La paridad dólar-peso subía $ 4,5 a $ 936,2 en la apertura, y así revertía una buena parte de lo perdido en la víspera. El dollar index avanzaba 0,5% a 99,4 puntos, y los precios del cobre retrocedían cerca de 0,3%.
Los rendimentos del Tesoro a dos años, que son sensibles a las expectativas sobre los próximos movimientos de la Fed, se disparaban 7 puntos base (pb), y en los mercados monetarios, los traders elevaban a 70% la probabilidad esperada de que la entidad anuncie tan pronto como el 16 de septiembre una subida de 25 pb sobre el tipo oficial.
La economía estadounidense creó 162 mil empleos no agrícolas en agosto, más que duplicando la estimación de consenso de 55 mil, y resulta que en julio no hubo una contracción, pues la cifra negativa de 23 mil se revisó a una expansión de 21 mil.
La tasa de desempleo se mantuvo estable en 4,1%, como se esperaba, y la de participación subió a 61,6%, lo que representa un aumento de dos décimas en comparación con el mes anterior, y está una décima por arriba de lo previsto.

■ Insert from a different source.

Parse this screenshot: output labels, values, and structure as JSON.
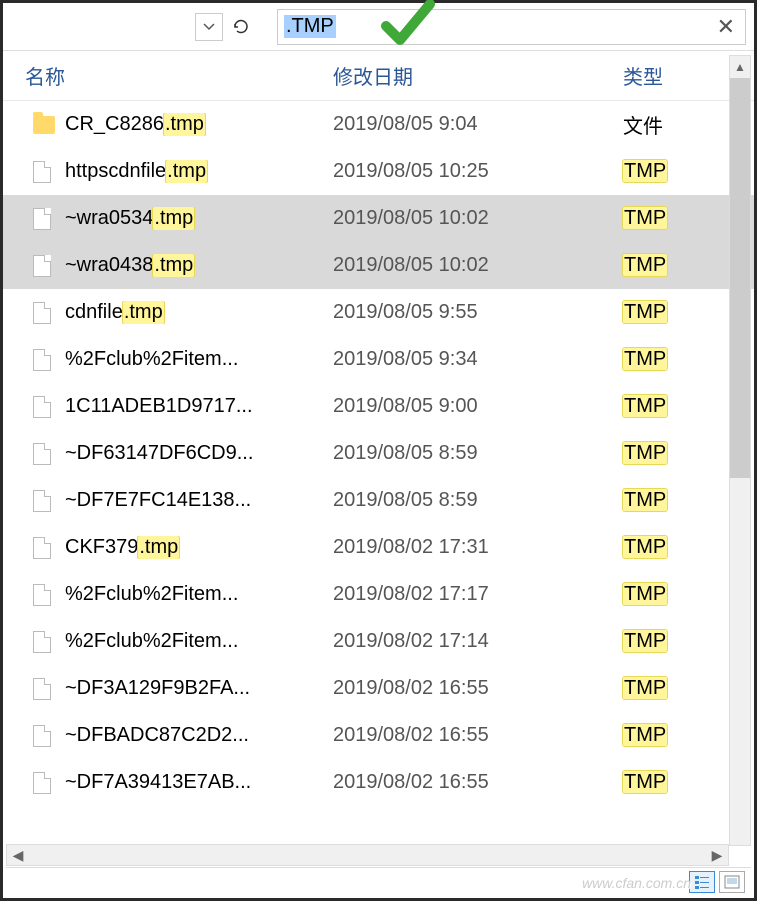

"Dado que el presidente de la Fed, Kevin Warsh, ha descrito que EEUU se encuentra en una situación de pleno empleo, este resultado ha impulsado al alza las expectativas de un aumento de las tasas de interés en septiembre, pero la decisión final dependerá de los datos de inflación que se den a conocer el próximo viernes", escribió el economista jefe internacional de ING, James Knightley.

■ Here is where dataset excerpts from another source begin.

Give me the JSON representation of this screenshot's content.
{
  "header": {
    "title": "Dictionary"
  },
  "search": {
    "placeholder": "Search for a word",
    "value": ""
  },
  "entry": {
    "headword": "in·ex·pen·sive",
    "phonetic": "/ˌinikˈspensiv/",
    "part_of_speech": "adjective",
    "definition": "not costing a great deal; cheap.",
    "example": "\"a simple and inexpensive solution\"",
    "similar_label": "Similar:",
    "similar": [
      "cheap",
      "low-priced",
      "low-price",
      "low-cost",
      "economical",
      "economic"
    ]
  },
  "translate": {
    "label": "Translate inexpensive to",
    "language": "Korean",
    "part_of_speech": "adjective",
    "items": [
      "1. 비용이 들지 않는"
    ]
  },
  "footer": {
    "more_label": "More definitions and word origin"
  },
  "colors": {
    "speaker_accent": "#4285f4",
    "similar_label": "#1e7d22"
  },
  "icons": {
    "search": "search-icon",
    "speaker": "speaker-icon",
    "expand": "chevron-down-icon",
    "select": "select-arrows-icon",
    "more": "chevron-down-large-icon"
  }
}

"El aumento de 0,4% mensual en los precios generales y de 0,2% en los precios subyacentes (excluyendo alimentos y energía) -que es el pronóstico tanto nuestro como del consenso- probablemente no sea lo suficientemente moderado como para evitar que Warsh empuje al resto del comité a aprobar un aumento", evaluó.
Mientras, el petróleo Brent se estabilizaba en niveles de US$ 95 por barril, haciendo prever al mercado que las presiones inflacionarias seguirán altas, en tanto no se ven perspectivas de diplomacia entre EEUU e Irán para resolver un conflicto que ya se extiende por más de seis meses.